Post: Is It That Hard?
Link to comment from October 22, 2023
As much as I like the advantages of stocks you list, I think you have missed one of the great advantages of brick and mortar real estate. Sweat Equity: No matter how much I may want to, I can not add untaxed income to stock investments through my own labor. DW and I are both very handy people who enjoy working together to build our future. We never engaged in house flipping, which is fraught with many dangers, but have invested in "unloved" houses that we repaired, painted, landscaped and rented out. The work we put in together was both a great bonding experience and represented an untaxed contribution to our retirement portfolio. We are both long retired -- our stocks and bonds have done very well, but so has our real estate, which has even more tax advantages than stocks.

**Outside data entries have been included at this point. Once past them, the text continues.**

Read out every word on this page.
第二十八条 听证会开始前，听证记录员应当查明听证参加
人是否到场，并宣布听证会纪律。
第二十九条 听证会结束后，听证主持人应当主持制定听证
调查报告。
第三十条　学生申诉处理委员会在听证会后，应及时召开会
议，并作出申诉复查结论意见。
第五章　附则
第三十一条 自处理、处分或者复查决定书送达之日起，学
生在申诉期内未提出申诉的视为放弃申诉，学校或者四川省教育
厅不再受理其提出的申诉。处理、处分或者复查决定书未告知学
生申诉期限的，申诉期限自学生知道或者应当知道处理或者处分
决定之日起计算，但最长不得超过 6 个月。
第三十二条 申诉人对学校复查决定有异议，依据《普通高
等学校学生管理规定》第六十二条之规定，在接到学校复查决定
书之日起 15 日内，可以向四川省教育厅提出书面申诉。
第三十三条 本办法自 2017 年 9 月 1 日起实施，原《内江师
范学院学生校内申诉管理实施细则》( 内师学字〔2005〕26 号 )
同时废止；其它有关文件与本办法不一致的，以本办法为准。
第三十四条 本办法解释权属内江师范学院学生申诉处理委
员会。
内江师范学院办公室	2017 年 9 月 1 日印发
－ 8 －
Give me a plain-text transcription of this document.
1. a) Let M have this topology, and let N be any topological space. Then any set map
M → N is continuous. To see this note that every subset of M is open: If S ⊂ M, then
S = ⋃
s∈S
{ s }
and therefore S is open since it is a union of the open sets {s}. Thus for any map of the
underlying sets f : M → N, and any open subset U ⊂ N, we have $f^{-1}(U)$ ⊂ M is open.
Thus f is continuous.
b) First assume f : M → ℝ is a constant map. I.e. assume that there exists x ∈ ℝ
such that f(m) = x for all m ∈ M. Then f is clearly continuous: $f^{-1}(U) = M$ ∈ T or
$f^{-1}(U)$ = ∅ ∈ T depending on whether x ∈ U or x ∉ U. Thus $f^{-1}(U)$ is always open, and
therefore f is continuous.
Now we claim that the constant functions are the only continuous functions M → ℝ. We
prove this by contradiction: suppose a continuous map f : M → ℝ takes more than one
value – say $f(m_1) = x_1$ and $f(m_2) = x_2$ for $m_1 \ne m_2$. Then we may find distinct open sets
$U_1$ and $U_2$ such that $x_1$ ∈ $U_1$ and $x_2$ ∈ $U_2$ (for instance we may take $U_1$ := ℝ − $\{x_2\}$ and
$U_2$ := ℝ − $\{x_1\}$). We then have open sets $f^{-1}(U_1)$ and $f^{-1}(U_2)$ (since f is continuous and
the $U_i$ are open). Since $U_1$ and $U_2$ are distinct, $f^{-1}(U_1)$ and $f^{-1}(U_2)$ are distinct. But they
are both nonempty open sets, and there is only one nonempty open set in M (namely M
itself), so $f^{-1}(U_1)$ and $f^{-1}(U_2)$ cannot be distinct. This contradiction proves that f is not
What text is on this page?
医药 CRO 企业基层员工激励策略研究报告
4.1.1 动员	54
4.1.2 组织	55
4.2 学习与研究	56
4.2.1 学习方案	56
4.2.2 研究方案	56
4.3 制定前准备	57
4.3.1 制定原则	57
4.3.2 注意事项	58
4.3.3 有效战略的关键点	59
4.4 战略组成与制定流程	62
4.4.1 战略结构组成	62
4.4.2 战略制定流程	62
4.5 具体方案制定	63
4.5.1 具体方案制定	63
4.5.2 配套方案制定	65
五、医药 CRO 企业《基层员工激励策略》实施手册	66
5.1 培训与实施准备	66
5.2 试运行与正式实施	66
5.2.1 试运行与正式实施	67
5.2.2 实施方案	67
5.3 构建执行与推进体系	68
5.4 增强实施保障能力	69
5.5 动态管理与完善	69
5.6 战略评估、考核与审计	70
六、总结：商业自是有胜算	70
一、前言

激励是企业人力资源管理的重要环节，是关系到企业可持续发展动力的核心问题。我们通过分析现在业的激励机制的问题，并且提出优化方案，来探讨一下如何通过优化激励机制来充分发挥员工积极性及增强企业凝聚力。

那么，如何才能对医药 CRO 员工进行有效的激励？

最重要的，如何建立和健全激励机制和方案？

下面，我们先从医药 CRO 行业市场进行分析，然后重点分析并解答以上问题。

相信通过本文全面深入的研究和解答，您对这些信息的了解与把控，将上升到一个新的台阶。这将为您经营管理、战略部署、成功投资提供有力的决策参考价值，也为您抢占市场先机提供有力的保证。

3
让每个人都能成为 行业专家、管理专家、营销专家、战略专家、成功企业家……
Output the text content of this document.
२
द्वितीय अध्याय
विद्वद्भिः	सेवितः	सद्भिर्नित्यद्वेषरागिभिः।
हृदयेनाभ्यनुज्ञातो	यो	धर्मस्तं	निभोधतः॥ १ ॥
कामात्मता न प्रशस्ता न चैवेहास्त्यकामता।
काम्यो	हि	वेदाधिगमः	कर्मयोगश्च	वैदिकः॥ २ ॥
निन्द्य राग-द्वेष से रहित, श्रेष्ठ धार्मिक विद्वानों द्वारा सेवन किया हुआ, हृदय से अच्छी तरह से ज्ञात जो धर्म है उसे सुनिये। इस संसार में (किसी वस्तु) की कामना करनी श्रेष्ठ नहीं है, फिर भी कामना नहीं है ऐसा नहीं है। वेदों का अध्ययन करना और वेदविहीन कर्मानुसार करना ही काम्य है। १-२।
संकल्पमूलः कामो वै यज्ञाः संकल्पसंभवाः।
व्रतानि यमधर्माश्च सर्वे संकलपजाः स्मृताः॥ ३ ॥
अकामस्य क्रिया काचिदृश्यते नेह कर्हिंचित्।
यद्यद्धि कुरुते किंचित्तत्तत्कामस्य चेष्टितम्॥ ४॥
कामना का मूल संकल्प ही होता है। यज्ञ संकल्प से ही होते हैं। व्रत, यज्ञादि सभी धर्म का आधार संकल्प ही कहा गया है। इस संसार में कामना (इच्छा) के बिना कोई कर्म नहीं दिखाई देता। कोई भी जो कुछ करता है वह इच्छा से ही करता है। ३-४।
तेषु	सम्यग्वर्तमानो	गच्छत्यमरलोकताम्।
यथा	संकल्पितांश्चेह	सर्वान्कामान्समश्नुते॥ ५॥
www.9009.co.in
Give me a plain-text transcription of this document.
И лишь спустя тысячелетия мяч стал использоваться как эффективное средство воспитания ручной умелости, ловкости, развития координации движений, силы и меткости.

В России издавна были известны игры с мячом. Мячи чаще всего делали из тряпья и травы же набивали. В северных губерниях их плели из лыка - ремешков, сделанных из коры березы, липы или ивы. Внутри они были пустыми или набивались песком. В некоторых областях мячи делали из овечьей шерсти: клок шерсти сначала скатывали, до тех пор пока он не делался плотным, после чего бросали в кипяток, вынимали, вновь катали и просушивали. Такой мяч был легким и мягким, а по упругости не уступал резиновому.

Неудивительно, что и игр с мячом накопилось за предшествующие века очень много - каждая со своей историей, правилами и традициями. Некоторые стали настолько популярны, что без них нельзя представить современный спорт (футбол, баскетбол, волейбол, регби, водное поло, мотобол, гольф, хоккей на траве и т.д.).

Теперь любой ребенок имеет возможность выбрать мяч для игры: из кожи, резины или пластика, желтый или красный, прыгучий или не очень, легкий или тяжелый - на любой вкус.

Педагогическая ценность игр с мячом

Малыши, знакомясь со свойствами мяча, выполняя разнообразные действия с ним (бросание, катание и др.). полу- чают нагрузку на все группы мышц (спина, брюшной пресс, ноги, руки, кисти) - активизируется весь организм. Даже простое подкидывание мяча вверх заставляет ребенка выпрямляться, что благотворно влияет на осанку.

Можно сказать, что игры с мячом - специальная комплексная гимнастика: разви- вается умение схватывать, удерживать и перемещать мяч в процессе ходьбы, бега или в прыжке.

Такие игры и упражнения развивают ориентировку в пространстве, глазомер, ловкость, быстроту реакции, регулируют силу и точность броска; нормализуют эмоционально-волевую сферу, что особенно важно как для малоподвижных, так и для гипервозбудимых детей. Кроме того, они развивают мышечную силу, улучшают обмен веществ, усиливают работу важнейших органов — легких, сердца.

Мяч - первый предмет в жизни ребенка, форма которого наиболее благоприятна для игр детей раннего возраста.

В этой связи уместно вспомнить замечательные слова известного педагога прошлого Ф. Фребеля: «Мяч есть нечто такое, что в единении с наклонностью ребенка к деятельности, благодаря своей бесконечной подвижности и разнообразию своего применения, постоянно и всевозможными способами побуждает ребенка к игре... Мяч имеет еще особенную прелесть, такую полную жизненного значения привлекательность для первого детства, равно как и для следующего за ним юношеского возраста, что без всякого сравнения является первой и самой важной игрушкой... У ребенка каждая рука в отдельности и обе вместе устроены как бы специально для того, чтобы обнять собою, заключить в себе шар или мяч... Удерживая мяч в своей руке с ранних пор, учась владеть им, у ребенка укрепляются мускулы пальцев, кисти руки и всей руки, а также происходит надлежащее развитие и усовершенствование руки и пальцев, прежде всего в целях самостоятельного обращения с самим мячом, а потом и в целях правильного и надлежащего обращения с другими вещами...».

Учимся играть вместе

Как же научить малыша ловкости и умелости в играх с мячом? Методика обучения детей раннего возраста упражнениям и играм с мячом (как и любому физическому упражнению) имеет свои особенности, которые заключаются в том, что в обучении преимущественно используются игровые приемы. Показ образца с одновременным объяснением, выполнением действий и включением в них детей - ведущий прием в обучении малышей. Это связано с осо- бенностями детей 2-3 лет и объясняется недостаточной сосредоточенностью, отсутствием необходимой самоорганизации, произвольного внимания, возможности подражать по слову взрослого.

Certainly not for everyone, but we have about equal amounts of each asset. When we retired, the RE moved to our new location through the tax-deferred magic of 1031 exchanges. Of course there is work involved, but many of the articles I read on retirement extol the value of part-time work in retirement. The job title of "landlord" has a lot more class and appeal than "Walmart greeter".
Post: So Much to Like
Link to comment from April 1, 2023
I have a different take on prepaying a mortgage. If I prepay and have a crisis or emergency I am going to get absolutely no sympathy, or credit for the prepayment from my mortgage holder. Instead I put the money into my normal investments at my normal asset allocation. If I accumulate enough, I can pay off the entire remainder of the mortgage. If I have a need for money before the mortgage is paid off, I have it available. If I don't have a need I can pay the entire mortgage off. In most cases this will result in an earlier payoff than pre-payment since market returns are usually higher than mortgage rates.
Post: Six Rules for Wealth
Link to comment from January 28, 2023
Instead of a cash emergency fund I always had an emergency plan. Every 6 to 12 months we would consider what to do if we needed 2 months income immediately. Then we would think about what if we suffered a loss in income (job loss, injury, etc.). Essentially we listed our assets by which would be the least painful to sell. We kept enough cash in the bank to make ordinary payments, and maybe another month or so of income, but nothing big enough to encourage a splurge on some marginally necessary luxury. When we had a job loss, the plan prevented panic and we immediately shifted to a lower standard of living. Came out smelling like roses and with an even higher saving percentage when a new job came along.